In still more embodiments, the storage 818 can include MLO/MLD data 832. The MLO/MLD data 832 may relate to the MLO capabilities and status of a network device or a client device in a wireless network. The MLO/MLD data 832 can typically include details such as, but not limited to, the number of radios, the types of links, the supported operation modes/modalities, and/or the current operation mode, which can be used to manage and optimize data transmission in a network with MLO capabilities.
Finally, in many embodiments, data may be processed into a format usable by a machine-learning model 826 (e.g., feature vectors), and or other pre-processing techniques. The machine-learning (“ML”) model 826 may be any type of ML model, such as supervised models, reinforcement models, and/or unsupervised models. The ML model 826 may include one or more of linear regression models, logistic regression models, decision trees, Naïve Bayes models, neural networks, k-means cluster models, random forest models, and/or other types of ML models 826. The ML model 826 may be configured to analyze and predict network conditions, buffer status, and MLO-related data, thereby enabling more efficient and proactive allocation and prioritization of TXOPs in a wireless network with MLO capabilities.
Although the present disclosure has been described in certain specific aspects, many additional modifications and variations would be apparent to those skilled in the art. In particular, any of the various processes described above can be performed in alternative sequences and/or in parallel (on the same or on different computing devices) in order to achieve similar results in a manner that is more appropriate to the requirements of a specific application. It is therefore to be understood that the present disclosure can be practiced other than specifically described without departing from the scope and spirit of the present disclosure. Thus, embodiments of the present disclosure should be considered in all respects as illustrative and not restrictive. It will be evident to the person skilled in the art to freely combine several or all of the embodiments discussed here as deemed suitable for a specific application of the disclosure. Throughout this disclosure, terms like “advantageous”, “exemplary” or “example” indicate elements or dimensions which are particularly suitable (but not essential) to the disclosure or an embodiment thereof and may be modified wherever deemed suitable by the skilled person, except where expressly required. Accordingly, the scope of the disclosure should be determined not by the embodiments illustrated, but by the appended claims and their equivalents.
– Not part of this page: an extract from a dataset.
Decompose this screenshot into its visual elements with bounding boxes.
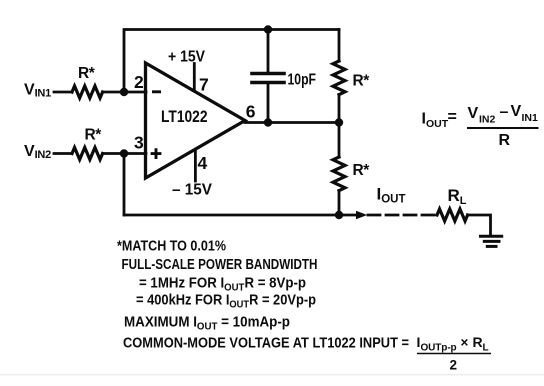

Any reference to an element being made in the singular is not intended to mean “one and only one” unless explicitly so stated, but rather “one or more.” All structural and functional equivalents to the elements of the above-described preferred embodiment and additional embodiments as regarded by those of ordinary skill in the art are hereby expressly incorporated by reference and are intended to be encompassed by the present claims.
Moreover, no requirement exists for a system or method to address each and every problem sought to be resolved by the present disclosure, for solutions to such problems to be encompassed by the present claims. Furthermore, no element, component, or method step in the present disclosure is intended to be dedicated to the public regardless of whether the element, component, or method step is explicitly recited in the claims. Various changes and modifications in form, material, workpiece, and fabrication material detail can be made, without departing from the spirit and scope of the present disclosure, as set forth in the appended claims, as might be apparent to those of ordinary skill in the art, are also encompassed by the present disclosure.